Colorado State University welcomes NASA astronaut and Deputy Director of Flight Crew Operations Ellen Ochoa to present "NASA Today and in the Future" at an open forum at 7 p.m. on March 26 in the Main Ballroom of the Lory Student Center. The event is free and open to the public.
Colorado State University’s Women and Minorities in Engineering Program, or WMEP, is sponsoring the community forum. Ochoa, an astronaut, mother, classical flutist and private pilot, will also draw upon her experiences in life and science during the address, which will be followed by a question-and-answer session.
"We are bringing Dr. Ochoa to campus in large part to highlight the benefits of graduate-level education for ethnic minority students and to demonstrate that women can excel in a highly technical field while also having a fulfilling life outside of work," said Benita Phillips, director of WMEP. "However, the entire campus and Fort Collins communities will benefit by hearing Dr. Ochoa’s encouraging message."
Ochoa is a recipient of several NASA awards including the Exceptional Service Medal, Outstanding Leadership Medal, four Space Flight Medals and two Space Act Tech Brief Awards. She has additionally received a variety of other accolades including the Women in Aerospace Outstanding Achievement Award, the Hispanic Engineer Albert Baez Award for Outstanding Technical Contribution to Humanity, the Hispanic Heritage Leadership Award and the San Diego State University Alumna of the Year.
Ochoa is a member of the Optical Society of America, the American Institute of Aeronautics and Astronautics, Phi Beta Kappa and Sigma Xi honor societies. She has presented numerous papers at technical conferences and in scientific journals.
Ochoa received a bachelor of science degree in physics from San Diego State University in 1980 and a master of science degree and doctorate in electrical engineering from Stanford University in 1981 and 1985, respectively.

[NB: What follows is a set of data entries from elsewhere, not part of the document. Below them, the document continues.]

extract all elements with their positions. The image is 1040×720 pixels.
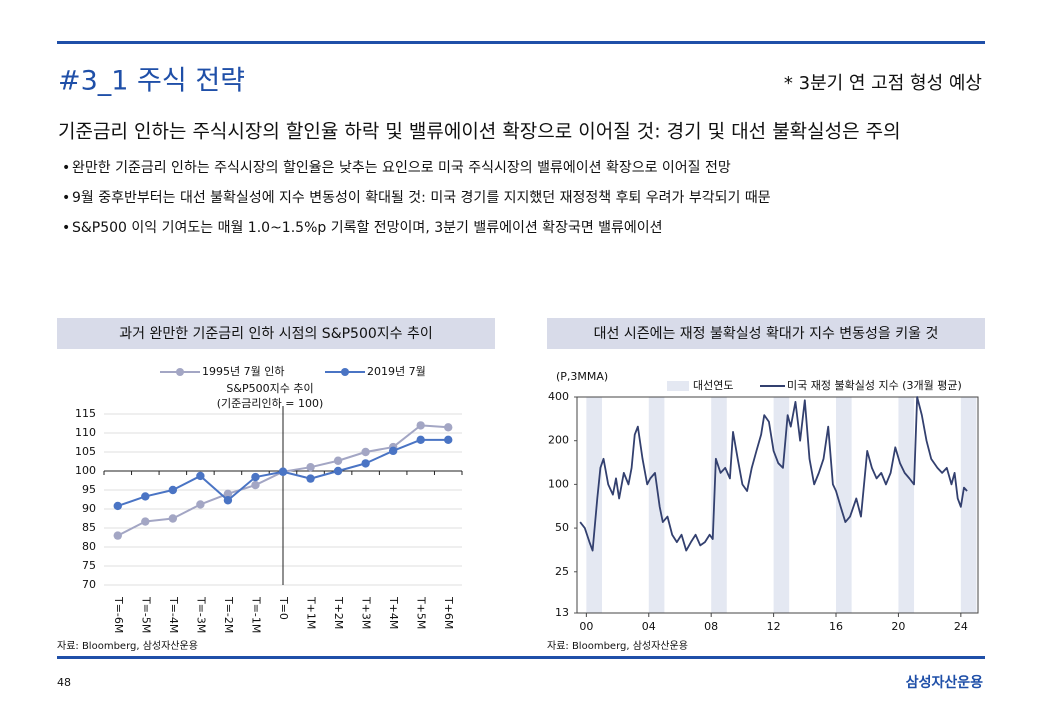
- slide-title: #3_1 주식 전략: [58, 66, 245, 97]
- point: [113, 501, 122, 511]
- y-tick-label: 85: [82, 521, 96, 534]
- legend-label: 1995년 7월 인하: [202, 364, 284, 378]
- bullet-dot: •: [62, 160, 70, 176]
- plot-frame: [576, 396, 979, 614]
- x-tick-label: 16: [829, 620, 843, 633]
- point: [333, 466, 343, 476]
- chart-title: 과거 완만한 기준금리 인하 시점의 S&P500지수 추이: [119, 326, 433, 342]
- legend-label: 2019년 7월: [367, 365, 426, 378]
- brand: 삼성자산운용: [906, 674, 983, 691]
- y-tick-label: 400: [548, 390, 569, 403]
- chart-title-box: [547, 318, 985, 349]
- slide-note: * 3분기 연 고점 형성 예상: [784, 73, 982, 94]
- source: 자료: Bloomberg, 삼성자산운용: [57, 640, 198, 652]
- x-tick-label: 24: [954, 620, 968, 633]
- point: [416, 435, 425, 445]
- point: [388, 446, 398, 456]
- x-tick-label: 12: [767, 620, 781, 633]
- legend-swatch: [176, 368, 184, 376]
- point: [168, 514, 178, 523]
- y-tick-label: 110: [75, 426, 96, 439]
- shaded-span: [711, 397, 727, 613]
- chart-title-box: [57, 318, 495, 349]
- bullet: 완만한 기준금리 인하는 주식시장의 할인율은 낮추는 요인으로 미국 주식시장…: [72, 160, 731, 176]
- x-tick-label: T=-6M: [112, 596, 125, 633]
- point: [168, 485, 178, 495]
- point: [444, 423, 453, 432]
- point: [444, 435, 453, 445]
- point: [223, 489, 233, 498]
- x-tick-label: T+1M: [305, 596, 318, 629]
- x-tick-label: T=-3M: [194, 596, 207, 633]
- point: [361, 459, 370, 468]
- x-tick-label: T+3M: [360, 596, 373, 629]
- x-tick-label: T+2M: [332, 596, 345, 629]
- y-tick-label: 200: [548, 434, 569, 447]
- point: [113, 531, 122, 540]
- bullet: 9월 중후반부터는 대선 불확실성에 지수 변동성이 확대될 것: 미국 경기를…: [72, 190, 771, 206]
- top-rule: [57, 41, 985, 44]
- y-tick-label: 25: [555, 565, 569, 578]
- shaded-span: [586, 397, 602, 613]
- bullet-dot: •: [62, 220, 70, 236]
- y-tick-label: 80: [82, 540, 96, 553]
- point: [306, 474, 315, 483]
- chart-title: 대선 시즌에는 재정 불확실성 확대가 지수 변동성을 키울 것: [594, 326, 939, 342]
- x-tick-label: T+6M: [442, 596, 455, 629]
- source: 자료: Bloomberg, 삼성자산운용: [547, 640, 688, 652]
- point: [333, 456, 343, 465]
- x-tick-label: T=-4M: [167, 596, 180, 633]
- point: [361, 447, 370, 457]
- chart-annotation: S&P500지수 추이: [226, 382, 313, 395]
- point: [416, 421, 425, 430]
- series-line: [579, 396, 968, 552]
- x-tick-label: 00: [579, 620, 593, 633]
- y-tick-label: 105: [75, 445, 96, 458]
- x-tick-label: T=-5M: [139, 596, 152, 633]
- x-tick-label: T=-1M: [249, 596, 262, 633]
- page-number: 48: [57, 676, 71, 689]
- chart-annotation: (기준금리인하 = 100): [217, 396, 324, 410]
- point: [223, 496, 233, 505]
- y-tick-label: 13: [555, 606, 569, 619]
- shaded-span: [898, 397, 915, 613]
- legend-swatch: [667, 381, 689, 391]
- y-tick-label: 50: [555, 521, 569, 534]
- y-tick-label: 100: [75, 464, 96, 477]
- y-tick-label: 100: [548, 477, 569, 490]
- shaded-span: [960, 397, 977, 613]
- y-tick-label: 115: [75, 407, 96, 420]
- x-tick-label: 04: [642, 620, 656, 633]
- point: [196, 471, 205, 481]
- point: [278, 467, 288, 476]
- bottom-rule: [57, 656, 985, 659]
- y-axis-label: (P,3MMA): [556, 370, 608, 383]
- x-tick-label: T=0: [277, 596, 290, 620]
- legend-swatch: [341, 368, 349, 376]
- point: [141, 517, 150, 526]
- x-tick-label: T=-2M: [222, 596, 235, 633]
- point: [251, 472, 260, 482]
- legend-label: 대선연도: [693, 379, 733, 392]
- y-tick-label: 90: [82, 502, 96, 515]
- x-tick-label: 08: [704, 620, 718, 633]
- point: [306, 463, 315, 472]
- point: [251, 480, 260, 490]
- shaded-span: [836, 397, 852, 613]
- bullet: S&P500 이익 기여도는 매월 1.0~1.5%p 기록할 전망이며, 3분…: [72, 220, 663, 236]
- legend-label: 미국 재정 불확실성 지수 (3개월 평균): [787, 379, 962, 392]
- headline: 기준금리 인하는 주식시장의 할인율 하락 및 밸류에이션 확장으로 이어질 것…: [58, 121, 901, 143]
- y-tick-label: 75: [82, 559, 96, 572]
- point: [196, 500, 205, 509]
- bullet-dot: •: [62, 190, 70, 206]
- point: [141, 492, 150, 501]
- x-tick-label: T+4M: [387, 596, 400, 629]
- y-tick-label: 70: [82, 578, 96, 591]
- y-tick-label: 95: [82, 483, 96, 496]
- shaded-span: [648, 397, 665, 613]
- x-tick-label: T+5M: [415, 596, 428, 629]
- x-tick-label: 20: [891, 620, 905, 633]
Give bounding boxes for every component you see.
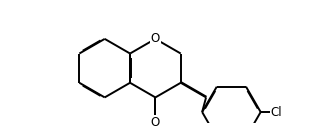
Text: O: O bbox=[151, 32, 160, 45]
Text: O: O bbox=[151, 116, 160, 129]
Text: Cl: Cl bbox=[270, 106, 282, 119]
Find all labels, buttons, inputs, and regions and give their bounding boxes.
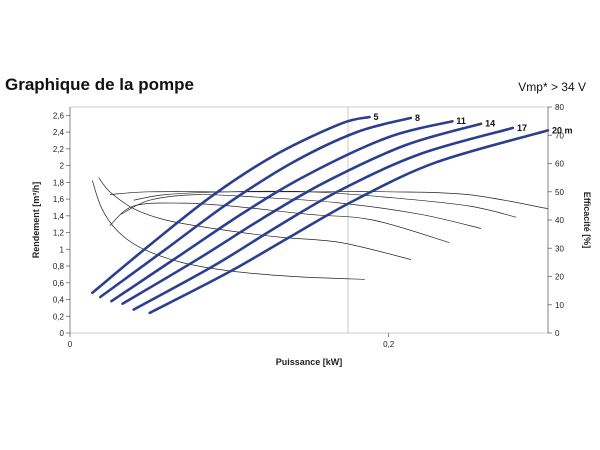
flow-curve-4	[132, 126, 515, 311]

As a doctoral student at Stanford and later as a researcher at Sandia National Laboratories and NASA Ames Research Center, Ochoa investigated optical systems for performing information processing. She is a co-inventor on three patents for an optical inspection system, an optical object recognition method and a method for noise removal in images. As Chief of the Intelligent Systems Technology Branch at Ames, she supervised 35 engineers and scientists in the research and development of computational systems for aerospace missions.
Ochoa was selected by NASA in January 1990 and became an astronaut in July 1991. Her technical assignments to date include flight software verification; crew representative for flight software and computer hardware development; crew representative for robotics development, testing and training; and Assistant for Space Station to the Chief of the Astronaut Office. She also has been responsible for directing crew involvement in the development and operation of the Station and was lead spacecraft communicator in Mission Control and Acting Deputy Chief of the Astronaut Office.
A veteran of four space flights, Ochoa has logged more than 978 hours in space. She was a mission specialist on ATLAS-2 in 1993, was the Payload Commander on ATLAS-3 in 1994 and was a mission specialist and flight engineer on Discovery in 1999 when the crew performed the first docking to the International Space Station. She also served as a mission flight specialist on Atlantis in 2002.
More detailed information about Ochoa and her NASA experience is available on the Johnson Space Center’s Web site at www.jsc.nasa.gov/Bios/htmlbios/ochoa.html.
While visiting Colorado State, Ochoa also will speak to students at the Women at Noon Series at Colorado State on March 26 and will be meeting with women and minority engineering students throughout the day.